1)PG Primary发送MOSDPGInfo消息到PG Replica

ceph-chapter10-12

2) PG Primary发送MOSDPGLog消息到PG Replica

ceph-chapter10-12

2.4 收到从OSD的MOSDPGLog的应对

当收到从OSD发送的MOSDPGLog的ACK消息后(即上面激活流程图中的MOSDPGInfo消息),触发MInfoRec事件,下面这个函数处理该事件:

boost::statechart::result PG::RecoveryState::Active::react(const MInfoRec& infoevt)
{
	PG *pg = context< RecoveryMachine >().pg;
	assert(pg->is_primary());
	
	assert(!pg->actingbackfill.empty());
	// don't update history (yet) if we are active and primary; the replica
	// may be telling us they have activated (and committed) but we can't
	// share that until _everyone_ does the same.
	if (pg->is_actingbackfill(infoevt.from)) {
		dout(10) << " peer osd." << infoevt.from << " activated and committed" << dendl;
		pg->peer_activated.insert(infoevt.from);
		pg->blocked_by.erase(infoevt.from.shard);
		pg->publish_stats_to_osd();
		if (pg->peer_activated.size() == pg->actingbackfill.size()) {
			pg->all_activated_and_committed();
		}
	}
	return discard_event();
}

/*
 * update info.history.last_epoch_started ONLY after we and all
 * replicas have activated AND committed the activate transaction
 * (i.e. the peering results are stable on disk).
 */
void PG::all_activated_and_committed()
{
	dout(10) << "all_activated_and_committed" << dendl;
	assert(is_primary());
	assert(peer_activated.size() == actingbackfill.size());
	assert(!actingbackfill.empty());
	assert(blocked_by.empty());
	
	queue_peering_event(
	  CephPeeringEvtRef(
		std::make_shared<CephPeeringEvt>(
		  get_osdmap()->get_epoch(),
		  get_osdmap()->get_epoch(),
		  AllReplicasActivated())));
}

处理过程比较简单:检查该请求的源OSD在本PG的actingbackfill列表中,之后将其从PG::blocked_by中删除。最后检查,当收集到所有的从OSD发送的ACK,就调用函数PG::all_activated_and_committed()触发AllReplicasActivated事件。
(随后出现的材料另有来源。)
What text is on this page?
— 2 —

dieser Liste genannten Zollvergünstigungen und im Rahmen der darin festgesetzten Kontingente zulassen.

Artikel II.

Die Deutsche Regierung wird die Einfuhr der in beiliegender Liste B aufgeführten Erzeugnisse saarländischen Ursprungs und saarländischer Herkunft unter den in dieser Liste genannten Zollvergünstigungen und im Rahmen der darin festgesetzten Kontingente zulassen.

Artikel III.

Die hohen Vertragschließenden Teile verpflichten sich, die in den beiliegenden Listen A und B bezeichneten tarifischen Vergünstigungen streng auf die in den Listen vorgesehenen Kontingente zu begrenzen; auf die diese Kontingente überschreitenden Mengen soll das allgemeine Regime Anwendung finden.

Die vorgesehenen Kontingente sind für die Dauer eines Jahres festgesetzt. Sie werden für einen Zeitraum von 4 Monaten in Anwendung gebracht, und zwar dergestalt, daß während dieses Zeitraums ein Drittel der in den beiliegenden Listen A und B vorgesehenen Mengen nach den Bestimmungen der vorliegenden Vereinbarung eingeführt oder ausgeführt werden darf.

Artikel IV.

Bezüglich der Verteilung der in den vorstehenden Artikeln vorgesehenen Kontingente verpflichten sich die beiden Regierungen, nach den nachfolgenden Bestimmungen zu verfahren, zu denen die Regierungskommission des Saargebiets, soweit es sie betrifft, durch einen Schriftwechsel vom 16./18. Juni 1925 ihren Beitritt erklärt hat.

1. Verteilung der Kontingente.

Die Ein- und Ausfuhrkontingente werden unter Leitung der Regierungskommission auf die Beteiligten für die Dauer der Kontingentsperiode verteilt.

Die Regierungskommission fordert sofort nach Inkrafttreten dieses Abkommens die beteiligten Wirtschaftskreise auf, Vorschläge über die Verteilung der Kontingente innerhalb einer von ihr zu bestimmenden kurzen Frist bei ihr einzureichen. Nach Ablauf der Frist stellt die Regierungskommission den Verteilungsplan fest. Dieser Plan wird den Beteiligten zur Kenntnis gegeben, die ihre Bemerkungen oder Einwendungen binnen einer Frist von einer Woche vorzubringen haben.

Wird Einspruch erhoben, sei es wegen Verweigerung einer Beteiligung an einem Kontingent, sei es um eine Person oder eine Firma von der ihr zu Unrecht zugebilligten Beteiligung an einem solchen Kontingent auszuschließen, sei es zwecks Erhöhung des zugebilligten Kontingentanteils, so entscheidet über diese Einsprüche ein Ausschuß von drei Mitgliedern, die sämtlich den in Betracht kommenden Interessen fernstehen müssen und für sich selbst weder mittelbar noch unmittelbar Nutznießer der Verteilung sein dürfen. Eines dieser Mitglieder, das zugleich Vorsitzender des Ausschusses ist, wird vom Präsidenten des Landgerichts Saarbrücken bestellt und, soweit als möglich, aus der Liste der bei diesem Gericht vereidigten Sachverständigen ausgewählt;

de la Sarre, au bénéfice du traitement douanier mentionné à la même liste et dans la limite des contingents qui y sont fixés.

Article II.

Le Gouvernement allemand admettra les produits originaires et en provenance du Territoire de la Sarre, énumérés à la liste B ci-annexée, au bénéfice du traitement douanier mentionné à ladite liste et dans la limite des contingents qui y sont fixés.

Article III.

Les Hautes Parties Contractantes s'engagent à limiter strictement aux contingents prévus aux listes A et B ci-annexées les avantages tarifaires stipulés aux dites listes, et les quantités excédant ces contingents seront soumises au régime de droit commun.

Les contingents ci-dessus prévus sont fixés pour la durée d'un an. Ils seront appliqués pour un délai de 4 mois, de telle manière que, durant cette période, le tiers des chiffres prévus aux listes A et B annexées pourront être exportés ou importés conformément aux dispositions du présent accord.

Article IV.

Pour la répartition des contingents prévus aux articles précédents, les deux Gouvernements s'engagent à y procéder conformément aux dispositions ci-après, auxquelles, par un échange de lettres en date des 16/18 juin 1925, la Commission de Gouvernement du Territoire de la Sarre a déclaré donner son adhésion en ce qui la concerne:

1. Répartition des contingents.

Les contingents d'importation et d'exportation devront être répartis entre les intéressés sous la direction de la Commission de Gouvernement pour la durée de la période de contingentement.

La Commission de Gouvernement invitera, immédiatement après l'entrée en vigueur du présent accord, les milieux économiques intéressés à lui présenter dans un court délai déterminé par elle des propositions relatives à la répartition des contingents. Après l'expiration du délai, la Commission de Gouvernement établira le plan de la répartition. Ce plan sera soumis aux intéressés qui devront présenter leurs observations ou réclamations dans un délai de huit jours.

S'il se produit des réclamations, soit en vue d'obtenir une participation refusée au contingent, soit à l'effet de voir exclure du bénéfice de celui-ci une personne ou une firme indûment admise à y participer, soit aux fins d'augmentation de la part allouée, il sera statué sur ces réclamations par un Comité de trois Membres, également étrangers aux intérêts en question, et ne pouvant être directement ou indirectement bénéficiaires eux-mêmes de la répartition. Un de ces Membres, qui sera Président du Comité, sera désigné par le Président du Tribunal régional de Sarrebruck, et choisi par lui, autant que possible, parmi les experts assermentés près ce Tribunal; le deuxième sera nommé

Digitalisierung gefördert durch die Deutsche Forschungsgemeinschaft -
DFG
对应主OSD在事务回调函数C_PG_ActivateCommitted里实现,最终调用PG::_activate_committed()加入PG::peer_activated集合里。

2.5 AllReplicasActivated事件处理

如下函数处理AllReplicasActivated事件:

boost::statechart::result PG::RecoveryState::Active::react(const AllReplicasActivated &evt)
{
	PG *pg = context< RecoveryMachine >().pg;
	all_replicas_activated = true;
	
	pg->state_clear(PG_STATE_ACTIVATING);
	pg->state_clear(PG_STATE_CREATING);
	if (pg->acting.size() >= pg->pool.info.min_size) {
		pg->state_set(PG_STATE_ACTIVE);
	} else {
		pg->state_set(PG_STATE_PEERED);
	}
	
	// info.last_epoch_started is set during activate()
	pg->info.history.last_epoch_started = pg->info.last_epoch_started;
	pg->dirty_info = true;
	
	pg->share_pg_info();
	pg->publish_stats_to_osd();
	
	pg->check_local();
	
	// waiters
	if (pg->flushes_in_progress == 0) {
		pg->requeue_ops(pg->waiting_for_peered);
	}
	
	pg->on_activate();
	
	return discard_event();
}

void ReplicatedPG::on_activate()
{
	// all clean?
	if (needs_recovery()) {
		dout(10) << "activate not all replicas are up-to-date, queueing recovery" << dendl;
		queue_peering_event(
		  CephPeeringEvtRef(
			std::make_shared<CephPeeringEvt>(
			  get_osdmap()->get_epoch(),
			  get_osdmap()->get_epoch(),
			  DoRecovery())));
	} else if (needs_backfill()) {
		dout(10) << "activate queueing backfill" << dendl;
		queue_peering_event(
		  CephPeeringEvtRef(
			std::make_shared<CephPeeringEvt>(
			  get_osdmap()->get_epoch(),
			  get_osdmap()->get_epoch(),
			  RequestBackfill())));
	} else {
		dout(10) << "activate all replicas clean, no recovery" << dendl;
		queue_peering_event(
		  CephPeeringEvtRef(
			std::make_shared<CephPeeringEvt>(
			  get_osdmap()->get_epoch(),
			  get_osdmap()->get_epoch(),
			  AllReplicasRecovered())));
	}
	
	publish_stats_to_osd();
	
	if (!backfill_targets.empty()) {
		last_backfill_started = earliest_backfill();
		new_backfill = true;
		assert(!last_backfill_started.is_max());
		dout(5) << "on activate: bft=" << backfill_targets << " from " << last_backfill_started << dendl;
		for (set<pg_shard_t>::iterator i = backfill_targets.begin(); i != backfill_targets.end(); ++i) {
			dout(5) << "target shard " << *i << " from " << peer_info[*i].last_backfill << dendl;
		}
	}
	
	hit_set_setup();
	agent_setup();
}

当所有的replica处于activated状态时,进行如下处理:

1)取消PG_STATE_ACTIVATINGPG_STATE_CREATING状态,如果该pg->acting.size()大于等于pool的min_size,设置该PG为PG_STATE_ACTIVE状态,否则设置为PG_STATE_PEERED状态。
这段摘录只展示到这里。